There are others that cast a more harrowing light on the subject. Bill retells one tale: “If you read the news reports of one woman’s story, it is that she had scammed her whole community out of money, and got sent to jail for fraud. What that same woman told me was a radically different story.

“She was married to a man who was abusive when she had a real cancer scare. She was in the hospital for a couple of days and really worried – and her husband stopped being nasty to her. So when she got the results back that it was benign, she couldn’t take that for an answer and lied. It worked but, as it does, word got round in the community and she couldn’t contain the lie.”

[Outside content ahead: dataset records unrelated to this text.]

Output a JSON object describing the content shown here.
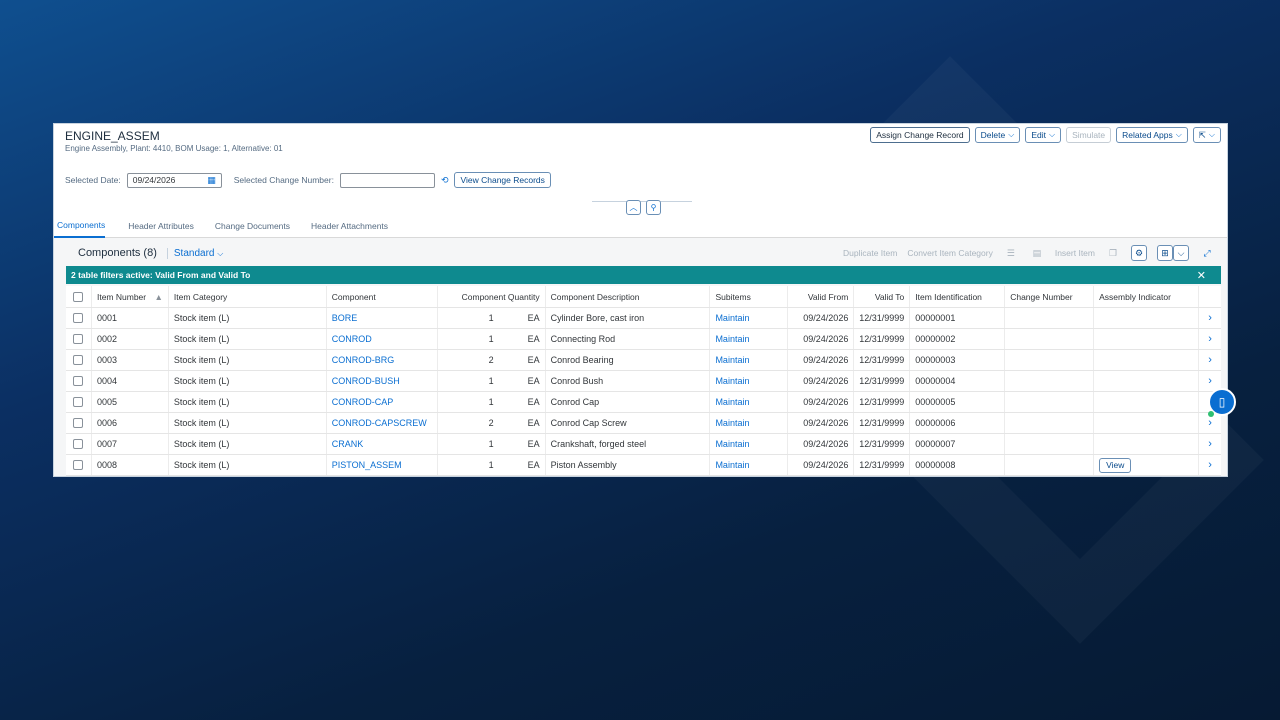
{
  "header": {
    "title": "ENGINE_ASSEM",
    "subtitle": "Engine Assembly, Plant: 4410, BOM Usage: 1, Alternative: 01",
    "actions": {
      "assign": "Assign Change Record",
      "delete": "Delete",
      "edit": "Edit",
      "simulate": "Simulate",
      "related": "Related Apps"
    }
  },
  "filters": {
    "selected_date_label": "Selected Date:",
    "selected_date_value": "09/24/2026",
    "change_number_label": "Selected Change Number:",
    "change_number_value": "",
    "view_change_records": "View Change Records"
  },
  "tabs": [
    "Components",
    "Header Attributes",
    "Change Documents",
    "Header Attachments"
  ],
  "components": {
    "title": "Components (8)",
    "variant": "Standard",
    "toolbar": {
      "duplicate": "Duplicate Item",
      "convert": "Convert Item Category",
      "insert": "Insert Item"
    },
    "info_bar": "2 table filters active: Valid From and Valid To",
    "columns": [
      "Item Number",
      "Item Category",
      "Component",
      "Component Quantity",
      "Component Description",
      "Subitems",
      "Valid From",
      "Valid To",
      "Item Identification",
      "Change Number",
      "Assembly Indicator"
    ],
    "rows": [
      {
        "item": "0001",
        "category": "Stock item (L)",
        "component": "BORE",
        "qty": "1",
        "unit": "EA",
        "desc": "Cylinder Bore, cast iron",
        "subitems": "Maintain",
        "from": "09/24/2026",
        "to": "12/31/9999",
        "ident": "00000001",
        "change": "",
        "assembly": ""
      },
      {
        "item": "0002",
        "category": "Stock item (L)",
        "component": "CONROD",
        "qty": "1",
        "unit": "EA",
        "desc": "Connecting Rod",
        "subitems": "Maintain",
        "from": "09/24/2026",
        "to": "12/31/9999",
        "ident": "00000002",
        "change": "",
        "assembly": ""
      },
      {
        "item": "0003",
        "category": "Stock item (L)",
        "component": "CONROD-BRG",
        "qty": "2",
        "unit": "EA",
        "desc": "Conrod Bearing",
        "subitems": "Maintain",
        "from": "09/24/2026",
        "to": "12/31/9999",
        "ident": "00000003",
        "change": "",
        "assembly": ""
      },
      {
        "item": "0004",
        "category": "Stock item (L)",
        "component": "CONROD-BUSH",
        "qty": "1",
        "unit": "EA",
        "desc": "Conrod Bush",
        "subitems": "Maintain",
        "from": "09/24/2026",
        "to": "12/31/9999",
        "ident": "00000004",
        "change": "",
        "assembly": ""
      },
      {
        "item": "0005",
        "category": "Stock item (L)",
        "component": "CONROD-CAP",
        "qty": "1",
        "unit": "EA",
        "desc": "Conrod Cap",
        "subitems": "Maintain",
        "from": "09/24/2026",
        "to": "12/31/9999",
        "ident": "00000005",
        "change": "",
        "assembly": ""
      },
      {
        "item": "0006",
        "category": "Stock item (L)",
        "component": "CONROD-CAPSCREW",
        "qty": "2",
        "unit": "EA",
        "desc": "Conrod Cap Screw",
        "subitems": "Maintain",
        "from": "09/24/2026",
        "to": "12/31/9999",
        "ident": "00000006",
        "change": "",
        "assembly": ""
      },
      {
        "item": "0007",
        "category": "Stock item (L)",
        "component": "CRANK",
        "qty": "1",
        "unit": "EA",
        "desc": "Crankshaft, forged steel",
        "subitems": "Maintain",
        "from": "09/24/2026",
        "to": "12/31/9999",
        "ident": "00000007",
        "change": "",
        "assembly": ""
      },
      {
        "item": "0008",
        "category": "Stock item (L)",
        "component": "PISTON_ASSEM",
        "qty": "1",
        "unit": "EA",
        "desc": "Piston Assembly",
        "subitems": "Maintain",
        "from": "09/24/2026",
        "to": "12/31/9999",
        "ident": "00000008",
        "change": "",
        "assembly": "View"
      }
    ]
  }
}
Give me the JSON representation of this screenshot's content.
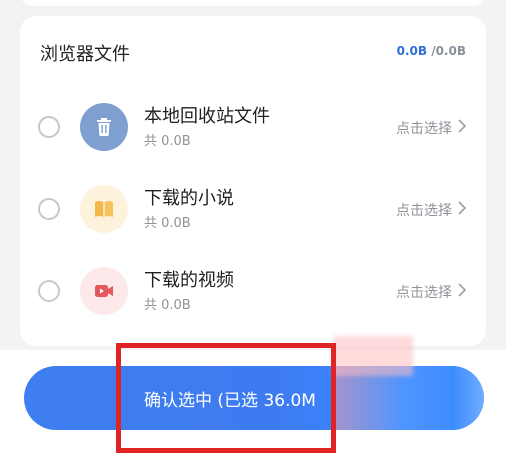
{
  "section": {
    "title": "浏览器文件",
    "size_selected": "0.0B",
    "size_total": "/0.0B"
  },
  "items": [
    {
      "title": "本地回收站文件",
      "size": "共 0.0B",
      "action": "点击选择",
      "icon": "trash-icon",
      "icon_bg": "#7f9fd0"
    },
    {
      "title": "下载的小说",
      "size": "共 0.0B",
      "action": "点击选择",
      "icon": "book-icon",
      "icon_bg": "#fdf3dc"
    },
    {
      "title": "下载的视频",
      "size": "共 0.0B",
      "action": "点击选择",
      "icon": "video-icon",
      "icon_bg": "#fde9ea"
    }
  ],
  "confirm": {
    "label": "确认选中 (已选 36.0M"
  },
  "colors": {
    "accent": "#3f7ef1",
    "highlight": "#e02424"
  }
}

Gibson claimed to have embarked on ‘a quest to heal herself naturally’ after falsely claiming she had terminal brain cancer
Gibson claimed to have embarked on ‘a quest to heal herself naturally’ after falsely claiming she had terminal brain cancer (The Penguin Group)

The woman was eventually jailed for four years, which, Bill says, she now lauds as “the best thing that happened to her because she got to focus on herself and therapy, and really figure out the kind of person she wanted to be. Twenty years on, she’s achieved that – she’s ‘survived fake cancer’.”

Many of the secrets and lies have similar points of shame – ceremoniously shaving off hair, or seeing devastated loved ones exhausted by care-giving. Victims of cancer fraud have told him their heartbreaking stories, too – their ability to trust shattered, and money depleted from their bank accounts. But Bill’s biggest fear is that his work would lead not to more curiosity and exploration about how we view death and disease in psychological and sociological contexts – especially in the digital age, where being ill online has become a social currency of sorts – but as a catalyst for people to be wrongly accused.

“I didn’t look that sick when I had cancer – it’s so dangerous to assume something about a patient based on what they look like and how they act. I’m already seeing that in some of my comments on TikTok,” explains Bill. “I’ve also spoken to people who had cancer and were wrongly accused [of faking] and it ruined their lives.”

The truth will always come out, he says. And it’s unlikely that this global phenomenon will end any time soon. “The thing is, you don’t have to lie well about cancer for people to believe you. Cancer makes people extremely uncomfortable. But no one has ever improved their lives by faking cancer,” he says. “One of the things that has always stuck with me is that some of these people, who obviously feel that they need something meaningful in their life, or that they’re missing something, go to extreme lengths. The amount of time, energy and effort they put into faking cancer is extraordinary.

“And they’re going to all these extreme lengths just to shoot themselves in the foot, which is a fascinating, self-destructive human situation. Beyond that, it’s like – God, if you would have just spent even a quarter of that time and effort cultivating a new hobby or career, you probably could have done anything.”

It’s only now, after all these years that Bill feels “qualified” to talk about the subject – he’s hoping to write a book and release a podcast discussing his findings. Considering he’s gained more than 7,000 followers in just a few days on TikTok, it appears there’s definitely an appetite for it. But there’s one more unanswered question: why has Bill dedicated so many years of his life to this subject, and these people?

“I think originally getting into this was my odd way of processing my own cancer survival, and my own relationship with death and disease as a young person 14 years ago.” And now? “I never get sick of hearing about these dramas.” A sentiment any viewer of Apple Cider Vinegar will surely agree with.